Occasionally, the medical team sees patients with such decrease in circulation that their legs are in jeopardy. For these patients, whose PAD is not treatable with catheter therapies, doctors resort to surgical bypass. In this procedure, a vascular surgeon reroutes the blood vessels of the legs or arms around blockages to restore blood flow. The goal of this treatment – also called peripheral bypass surgery – is to avoid limb amputation.
“At Miami Cardiac & Vascular Institute, we have a collection of top-notch physicians focused on endovascular and surgical therapies and the medical aspects of PAD,” he said. “The interventional radiologists, vascular surgeons and medical specialists work hand-in-hand to deliver the best possible care and management for patients with PAD.”
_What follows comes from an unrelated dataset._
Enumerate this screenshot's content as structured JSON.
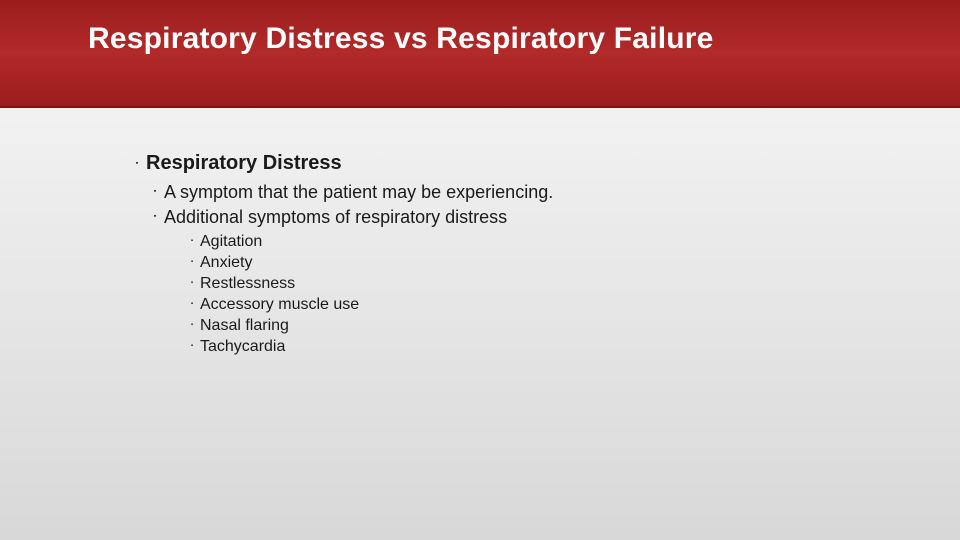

Living with Peripheral Artery Disease
After an endovascular procedure, almost every single patient with PAD is asked to maintain a very active lifestyle. Doctors often prescribe a walking program, according to Dr. Del Conde. It includes specific written instructions on how to walk and how much to walk and exert themselves to maintain good, healthy vessels. Patients are asked to walk every day for a minimum of 30 minutes. If he or she has pain in leg, we ask them to walk to the point that they feel those symptoms and then rest. Then we ask them to walk again, and rest again and continue doing so, Dr. Del Conde says.
“The improvements we see are quite dramatic,” he said. “These patients improve their ability to walk within just a few weeks of exercise.”
Dr. Del Conde adds that the interventions and treatments that restore blood flow to the leg do not alter a person’s inherent history of PAD.
“These patients are still at increased risk of cardiovascular events such as heart attack or stroke, so they usually stay on medication for a long time,” he said. “In addition to not smoking, controlling weight and glucose levels, and staying active, this is the best way to ensure the best outcomes.”
Dr. Del Conde also advises otherwise healthy people on how to avoid PAD.
“It’s critical to maintain an active lifestyle, and if you have any symptoms in your legs that are primarily present when walking or exerting, see you doctor,” he said. “Also, your doctor should be feeling ankle pulses during routine physical exams.”